By Sudeshna Sarkar, IANS,
Kathmandu : Nepal’s deposed playboy crown prince Paras has opened a Pandora’s box with his claim that his cousin Dipendra had been contemplating the assassination of the king and queen of Nepal for over a year.
Now a former royal aide has rejected the allegations, saying that he was sacked for not circulating the same story.
Saujanya Kumar Sulya Joshi was the personal secretary of Nepal’s Crown Prince Dipendra Bir Bikram Shah in June 2001 when Nepal’s popular king Birendra was gunned down in the tightly guarded Narayanhity royal palace in Kathmandu along with his queen Aishwarya and seven other relatives.
Soon after the bloodbath, his eldest son and heir Dipendra, who lay in a coma, was crowned the new king and also blamed for the carnage.
Palace officials said Dipendra had caused the havoc during a drugs and drinks-induced rage, after which he shot himself.
But the claim was rejected by Nepalis, who believed it was a conspiracy plotted by the slain king’s brother Gyanendra, who became the next monarch of Nepal.
The old skeletons began rattling once more this month when Gyanendra’s son Paras, who has been living in Singapore after the tumultuous abolition of monarchy in the former Himalayan kingdom, told a Singaporean tabloid that Dipendra had several motives for killing his family.
Besides being thwarted in his wedding plans by his parents, Dipendra was also furious at his father agreeing to surrender the absolute power he had wielded in the past to an elected government, Paras alleged.
A third motive for the murder was being foiled in his attempt to make a fortune out of a weapon deal for the army, Paras said, adding that Dipendra had been mulling the assassination for almost a year.
But now, Paras’ interviews, that are calculated to project the dead crown prince as a killer anew, are being discounted by Dipendra’s personal secretary, who says he was sacked for refusing to toe the palace line on the massacre.
Joshi, 59, says the crown prince’s behaviour did not tally with Paras’ allegations.
Dipendra was the patron of Nepal’s Sports Council and on the eve of the killings was involved in planning the annual National Games.
He attended a sports meet and told the organisers to wait for him the next day, Joshi told the Jana Aastha weekly, which did not indicate he was planning an appalling massacre the next day.
Neither was Dipendra drunk or stoned on the day the tragedy occurred, Joshi said.
After the killings, palace officials pressured him to say that Dipendra was behind the slayings but he refused, Joshi told the weekly.
“Neither was I privy to Dipendra’s plans nor was I present at the august family dinner where the killings occurred,” Joshi said. “So my conscience would not allow me to say that the crown prince was the perpetrator.”

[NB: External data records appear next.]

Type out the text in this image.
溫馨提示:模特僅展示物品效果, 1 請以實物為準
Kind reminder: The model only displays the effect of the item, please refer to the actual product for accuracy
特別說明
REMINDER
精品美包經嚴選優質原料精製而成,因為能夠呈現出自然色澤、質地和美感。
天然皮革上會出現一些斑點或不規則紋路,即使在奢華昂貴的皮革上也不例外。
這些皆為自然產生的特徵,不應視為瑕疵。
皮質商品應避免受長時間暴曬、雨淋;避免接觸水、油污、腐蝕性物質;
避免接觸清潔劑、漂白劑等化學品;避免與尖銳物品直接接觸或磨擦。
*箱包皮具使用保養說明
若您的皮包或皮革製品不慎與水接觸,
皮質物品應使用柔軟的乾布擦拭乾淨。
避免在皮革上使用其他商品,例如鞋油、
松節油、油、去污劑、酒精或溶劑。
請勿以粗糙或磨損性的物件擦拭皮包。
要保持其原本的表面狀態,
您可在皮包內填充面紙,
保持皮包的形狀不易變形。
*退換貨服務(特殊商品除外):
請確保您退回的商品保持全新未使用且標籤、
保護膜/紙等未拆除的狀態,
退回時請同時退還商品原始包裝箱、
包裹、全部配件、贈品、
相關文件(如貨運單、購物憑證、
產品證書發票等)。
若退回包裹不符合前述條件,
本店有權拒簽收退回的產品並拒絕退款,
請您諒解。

Joshi also said that the way the dead crown prince’s secretariat was disbanded immediately afterwards and seven people who had been familiar with his daily routine sacked raised doubts about new king Gyanendra’s motives.
“Gyanendra chose the lull time of Dashain festival (when Nepal enjoys its biggest holiday period) to appoint his own son Paras as the new crown prince,” Joshi said. “It created suspicions about his motive.”
The appointment of a new crown prince also made him wonder why the secretariat was dissolved then.
Joshi’s clinching argument that Dipendra did not point the gun at his parents has to do with King Birendra’s health.
Birendra had just survived a heart attack and it was feared that time was running out for him.
Dipendra, Joshi says, knew about his father’s condition. He simply had to wait a little longer to be the new king of Nepal and do things the way he wanted, including marrying the girl he loved.
“How long does the survivor of a cardiac arrest last,” Joshi asks. “When Dipendra knew this, was there any need for him to kill his father?”
The new theories about the palace massacre come after Nepal’s new government led by the former Maoist guerrillas pledged to begin a fresh investigation and bring the real culprits to book.